Selon des sources occidentales, l'Iran réclame par ailleurs une levée immédiate de toutes les sanctions qui lui ont été infligées au long d'une décennie de controverses sur son programme atomique.

«Tous les ingrédients sur la table»

Téhéran a toujours nié que ce programme ait des visées militaires et dénonce comme une injustice les sanctions qui asphyxient son économie. Le «5+1» juge irréaliste de les lever immédiatement.

Seule une impulsion politique paraît à même d'éviter l'impasse, même si «tous les ingrédients pour un accord sont sur la table», comme l'a assuré depuis Moscou le ministre russe Sergueï Lavrov.

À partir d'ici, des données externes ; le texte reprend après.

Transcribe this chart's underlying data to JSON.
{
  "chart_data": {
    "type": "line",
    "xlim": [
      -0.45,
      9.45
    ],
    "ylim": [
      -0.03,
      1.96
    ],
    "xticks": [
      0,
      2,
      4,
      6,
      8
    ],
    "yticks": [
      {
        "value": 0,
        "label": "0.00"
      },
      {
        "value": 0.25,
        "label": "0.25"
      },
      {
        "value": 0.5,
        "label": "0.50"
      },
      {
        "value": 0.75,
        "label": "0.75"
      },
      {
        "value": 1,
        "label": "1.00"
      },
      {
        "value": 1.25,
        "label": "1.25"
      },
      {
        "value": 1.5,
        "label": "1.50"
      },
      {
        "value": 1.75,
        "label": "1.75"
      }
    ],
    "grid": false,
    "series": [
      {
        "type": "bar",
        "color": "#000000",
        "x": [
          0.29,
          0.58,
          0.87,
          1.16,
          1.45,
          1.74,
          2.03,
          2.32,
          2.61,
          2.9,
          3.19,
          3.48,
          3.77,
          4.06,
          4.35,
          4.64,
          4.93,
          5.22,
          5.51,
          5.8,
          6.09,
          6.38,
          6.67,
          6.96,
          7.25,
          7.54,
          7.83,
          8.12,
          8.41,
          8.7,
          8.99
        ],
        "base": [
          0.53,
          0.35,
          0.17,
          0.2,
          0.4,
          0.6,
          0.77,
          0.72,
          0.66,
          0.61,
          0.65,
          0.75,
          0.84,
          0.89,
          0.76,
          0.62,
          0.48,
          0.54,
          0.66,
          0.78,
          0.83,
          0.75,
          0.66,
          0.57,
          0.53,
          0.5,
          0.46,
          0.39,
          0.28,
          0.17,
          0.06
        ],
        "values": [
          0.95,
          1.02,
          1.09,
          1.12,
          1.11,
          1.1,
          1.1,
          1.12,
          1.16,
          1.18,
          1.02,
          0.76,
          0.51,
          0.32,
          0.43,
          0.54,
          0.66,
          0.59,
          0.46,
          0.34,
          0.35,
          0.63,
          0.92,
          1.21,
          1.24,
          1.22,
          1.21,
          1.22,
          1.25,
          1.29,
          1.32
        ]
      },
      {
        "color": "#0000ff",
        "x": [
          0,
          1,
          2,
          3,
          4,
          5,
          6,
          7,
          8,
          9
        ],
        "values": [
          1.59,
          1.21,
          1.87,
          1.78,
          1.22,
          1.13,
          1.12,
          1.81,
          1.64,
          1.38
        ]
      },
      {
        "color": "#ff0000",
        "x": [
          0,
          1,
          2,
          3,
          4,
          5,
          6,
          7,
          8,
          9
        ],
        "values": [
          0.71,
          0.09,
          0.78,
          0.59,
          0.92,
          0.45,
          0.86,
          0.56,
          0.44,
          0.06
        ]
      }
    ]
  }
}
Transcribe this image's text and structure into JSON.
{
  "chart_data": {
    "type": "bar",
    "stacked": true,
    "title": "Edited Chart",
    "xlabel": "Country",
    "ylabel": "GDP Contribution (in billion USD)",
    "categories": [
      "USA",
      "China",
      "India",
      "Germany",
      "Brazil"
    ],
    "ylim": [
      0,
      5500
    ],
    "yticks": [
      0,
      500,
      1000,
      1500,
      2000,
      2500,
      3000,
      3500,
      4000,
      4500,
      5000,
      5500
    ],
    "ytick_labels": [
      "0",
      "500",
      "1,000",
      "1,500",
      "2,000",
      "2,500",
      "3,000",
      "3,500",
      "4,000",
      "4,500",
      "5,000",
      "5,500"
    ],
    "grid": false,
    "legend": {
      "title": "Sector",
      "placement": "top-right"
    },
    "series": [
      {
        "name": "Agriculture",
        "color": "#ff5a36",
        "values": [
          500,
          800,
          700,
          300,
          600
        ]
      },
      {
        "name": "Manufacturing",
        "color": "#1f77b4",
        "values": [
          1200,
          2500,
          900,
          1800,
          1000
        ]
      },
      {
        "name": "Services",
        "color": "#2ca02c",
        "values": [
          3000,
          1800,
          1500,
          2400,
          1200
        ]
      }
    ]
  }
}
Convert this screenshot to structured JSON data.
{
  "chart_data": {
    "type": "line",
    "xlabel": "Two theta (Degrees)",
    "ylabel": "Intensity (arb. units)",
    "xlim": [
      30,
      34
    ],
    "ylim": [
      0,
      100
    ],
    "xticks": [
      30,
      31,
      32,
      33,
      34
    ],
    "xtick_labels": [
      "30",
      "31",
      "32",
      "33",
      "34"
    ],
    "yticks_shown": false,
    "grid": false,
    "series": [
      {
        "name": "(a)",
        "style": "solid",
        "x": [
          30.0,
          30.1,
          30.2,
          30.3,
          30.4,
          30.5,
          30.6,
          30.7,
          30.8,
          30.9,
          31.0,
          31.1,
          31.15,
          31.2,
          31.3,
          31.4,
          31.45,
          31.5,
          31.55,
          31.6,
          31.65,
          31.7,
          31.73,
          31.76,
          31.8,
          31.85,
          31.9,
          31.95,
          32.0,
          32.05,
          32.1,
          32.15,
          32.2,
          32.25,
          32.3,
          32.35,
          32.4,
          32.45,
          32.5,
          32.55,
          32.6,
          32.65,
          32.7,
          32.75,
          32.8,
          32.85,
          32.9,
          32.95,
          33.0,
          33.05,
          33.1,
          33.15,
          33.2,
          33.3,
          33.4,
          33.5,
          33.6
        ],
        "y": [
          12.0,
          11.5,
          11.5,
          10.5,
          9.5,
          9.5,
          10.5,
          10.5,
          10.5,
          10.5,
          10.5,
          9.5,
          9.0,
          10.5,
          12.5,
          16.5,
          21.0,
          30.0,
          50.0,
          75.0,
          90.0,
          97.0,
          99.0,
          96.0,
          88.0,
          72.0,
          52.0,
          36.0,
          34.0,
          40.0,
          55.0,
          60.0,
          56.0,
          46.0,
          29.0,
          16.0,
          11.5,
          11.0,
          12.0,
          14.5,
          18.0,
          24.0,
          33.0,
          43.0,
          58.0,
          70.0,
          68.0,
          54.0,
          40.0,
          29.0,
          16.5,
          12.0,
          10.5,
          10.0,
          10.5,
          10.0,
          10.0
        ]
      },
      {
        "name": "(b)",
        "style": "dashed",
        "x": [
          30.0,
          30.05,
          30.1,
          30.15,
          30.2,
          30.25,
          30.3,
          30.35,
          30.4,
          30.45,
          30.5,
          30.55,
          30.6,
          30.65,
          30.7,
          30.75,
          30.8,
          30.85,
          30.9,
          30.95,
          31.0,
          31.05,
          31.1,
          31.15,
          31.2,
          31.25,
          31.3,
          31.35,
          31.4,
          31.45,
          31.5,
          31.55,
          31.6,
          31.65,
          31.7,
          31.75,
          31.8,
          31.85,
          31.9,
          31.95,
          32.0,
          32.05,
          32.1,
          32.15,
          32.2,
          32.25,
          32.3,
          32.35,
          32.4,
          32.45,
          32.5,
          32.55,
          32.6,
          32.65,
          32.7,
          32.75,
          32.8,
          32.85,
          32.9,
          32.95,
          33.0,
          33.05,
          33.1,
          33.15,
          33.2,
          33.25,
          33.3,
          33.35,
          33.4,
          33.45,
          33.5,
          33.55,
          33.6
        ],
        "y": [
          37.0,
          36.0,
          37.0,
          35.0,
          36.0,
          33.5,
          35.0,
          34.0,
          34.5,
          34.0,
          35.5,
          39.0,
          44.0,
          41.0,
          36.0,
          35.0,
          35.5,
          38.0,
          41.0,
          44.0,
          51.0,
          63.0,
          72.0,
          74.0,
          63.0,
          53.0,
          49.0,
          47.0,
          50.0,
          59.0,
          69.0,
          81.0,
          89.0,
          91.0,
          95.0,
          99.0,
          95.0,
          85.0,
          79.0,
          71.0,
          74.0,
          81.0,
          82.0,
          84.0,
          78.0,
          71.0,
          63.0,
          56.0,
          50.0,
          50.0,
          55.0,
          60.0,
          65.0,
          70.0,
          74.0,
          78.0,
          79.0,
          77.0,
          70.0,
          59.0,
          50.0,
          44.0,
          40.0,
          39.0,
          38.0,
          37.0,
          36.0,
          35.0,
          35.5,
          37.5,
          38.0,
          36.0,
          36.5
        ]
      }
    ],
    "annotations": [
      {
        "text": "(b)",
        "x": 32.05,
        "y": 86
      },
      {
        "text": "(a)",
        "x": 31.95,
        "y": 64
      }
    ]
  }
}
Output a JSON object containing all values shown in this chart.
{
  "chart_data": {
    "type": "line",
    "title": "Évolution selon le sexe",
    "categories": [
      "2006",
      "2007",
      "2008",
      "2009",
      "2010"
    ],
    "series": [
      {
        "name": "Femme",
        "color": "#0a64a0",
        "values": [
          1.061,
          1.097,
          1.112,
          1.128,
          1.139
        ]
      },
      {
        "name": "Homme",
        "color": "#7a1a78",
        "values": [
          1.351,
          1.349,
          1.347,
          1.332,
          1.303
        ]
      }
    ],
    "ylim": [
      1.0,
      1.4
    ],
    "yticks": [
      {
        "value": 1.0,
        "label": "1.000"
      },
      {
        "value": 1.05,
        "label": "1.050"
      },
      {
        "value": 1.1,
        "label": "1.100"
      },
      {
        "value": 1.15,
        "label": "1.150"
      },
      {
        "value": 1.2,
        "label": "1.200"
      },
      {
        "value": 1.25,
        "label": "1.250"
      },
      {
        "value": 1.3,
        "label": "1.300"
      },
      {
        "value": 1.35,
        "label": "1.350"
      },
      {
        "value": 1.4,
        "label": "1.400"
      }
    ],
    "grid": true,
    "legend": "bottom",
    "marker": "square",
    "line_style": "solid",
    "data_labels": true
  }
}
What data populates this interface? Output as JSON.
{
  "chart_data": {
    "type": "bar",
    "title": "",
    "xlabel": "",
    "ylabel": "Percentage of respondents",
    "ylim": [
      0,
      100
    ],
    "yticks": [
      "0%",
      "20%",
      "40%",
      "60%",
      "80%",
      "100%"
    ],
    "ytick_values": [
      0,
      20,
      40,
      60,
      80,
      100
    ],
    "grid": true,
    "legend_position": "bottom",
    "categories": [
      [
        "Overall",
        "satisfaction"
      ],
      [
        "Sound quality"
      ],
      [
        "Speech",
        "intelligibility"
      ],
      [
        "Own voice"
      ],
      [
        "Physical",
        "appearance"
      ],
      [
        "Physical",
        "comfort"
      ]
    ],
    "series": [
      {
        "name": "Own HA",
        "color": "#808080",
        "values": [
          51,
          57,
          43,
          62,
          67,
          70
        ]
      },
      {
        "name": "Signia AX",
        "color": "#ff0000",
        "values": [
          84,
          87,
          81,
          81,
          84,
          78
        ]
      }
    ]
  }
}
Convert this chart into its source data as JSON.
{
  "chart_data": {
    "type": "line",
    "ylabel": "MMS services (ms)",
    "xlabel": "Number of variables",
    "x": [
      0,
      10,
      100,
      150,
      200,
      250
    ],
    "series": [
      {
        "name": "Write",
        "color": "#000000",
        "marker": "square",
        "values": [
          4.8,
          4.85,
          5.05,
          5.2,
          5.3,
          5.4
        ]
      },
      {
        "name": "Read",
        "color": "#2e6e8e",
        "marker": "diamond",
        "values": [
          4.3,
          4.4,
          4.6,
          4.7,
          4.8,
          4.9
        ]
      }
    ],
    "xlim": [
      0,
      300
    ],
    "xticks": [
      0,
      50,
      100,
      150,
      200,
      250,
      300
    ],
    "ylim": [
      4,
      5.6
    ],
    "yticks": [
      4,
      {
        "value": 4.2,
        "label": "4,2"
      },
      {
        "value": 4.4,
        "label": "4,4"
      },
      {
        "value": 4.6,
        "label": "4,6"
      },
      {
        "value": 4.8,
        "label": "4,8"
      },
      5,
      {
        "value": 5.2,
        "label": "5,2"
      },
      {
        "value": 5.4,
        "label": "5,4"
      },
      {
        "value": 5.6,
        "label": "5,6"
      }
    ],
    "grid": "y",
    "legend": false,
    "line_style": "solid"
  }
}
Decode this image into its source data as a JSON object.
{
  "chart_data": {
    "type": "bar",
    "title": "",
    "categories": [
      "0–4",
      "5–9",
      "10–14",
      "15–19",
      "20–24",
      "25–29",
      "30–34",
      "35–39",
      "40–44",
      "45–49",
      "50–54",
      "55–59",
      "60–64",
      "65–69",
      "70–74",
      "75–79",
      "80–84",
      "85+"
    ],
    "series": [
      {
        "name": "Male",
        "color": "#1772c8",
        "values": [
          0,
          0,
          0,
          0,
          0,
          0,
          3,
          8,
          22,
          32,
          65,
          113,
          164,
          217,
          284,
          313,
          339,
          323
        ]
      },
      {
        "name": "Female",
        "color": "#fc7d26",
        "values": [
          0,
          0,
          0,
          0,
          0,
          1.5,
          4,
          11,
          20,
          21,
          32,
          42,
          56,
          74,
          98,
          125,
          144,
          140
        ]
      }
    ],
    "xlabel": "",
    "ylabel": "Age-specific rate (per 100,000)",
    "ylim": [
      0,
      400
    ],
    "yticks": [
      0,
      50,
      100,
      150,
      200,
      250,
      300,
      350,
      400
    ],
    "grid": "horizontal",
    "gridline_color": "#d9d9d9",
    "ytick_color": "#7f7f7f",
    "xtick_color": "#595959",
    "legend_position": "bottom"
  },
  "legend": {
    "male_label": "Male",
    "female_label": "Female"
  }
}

C'est dans ce contexte que Laurent Fabius et Philip Hammond, les ministres des Affaires étrangères français et britannique, ont passé la journée à Vienne pour voir MM. Kerry et Zarif, sous l'égide de la négociatrice européenne Catherine Ashton.

M. Fabius a invité l'Iran à «saisir l'opportunité» d'un accord. La République islamique aurait «énormément à y gagner, a renchéri M. Hammond : l'accès à des montants très importants d'avoirs gelés, la capacité de commercer de nouveau librement avec le monde, et de faire redémarrer les relations avec la communauté internationale.»

La chance «très rare» d'un accord

Un accord redonnerait du souffle à l'économie iranienne, en particulier grâce à la levée de l'embargo occidental sur le pétrole iranien. Il ouvrirait aussi la voie à une normalisation des relations entre l'Iran et l'Occident, rendant possible des coopérations, notamment en Irak et en Syrie.

Les difficultés restant à surmonter amènent de nombreux experts à envisager un nouvel accord intérimaire faute d'entente définitive lundi 24 novembre. Mais cette formule pourrait faire le jeu de ceux qui dans les deux camps, occidental et iranien, sont opposés à un accord.

«C'est un moment crucial, et le laisser passer serait une grave erreur, avec d'assez lourdes conséquences», a averti le négociateur russe Sergueï Riabkov.

À partir de janvier, les opposants républicains au président américain Barack Obama contrôleront l'ensemble du Congrès, alors que le président avait jusqu'à présent les mains libres pour négocier.

Le coup de tonnerre d'un échec à Vienne fragiliserait aussi le président iranien modéré Hassan Rohani. Celui-ci joue sa crédibilité dans cette ouverture vers les grandes puissances.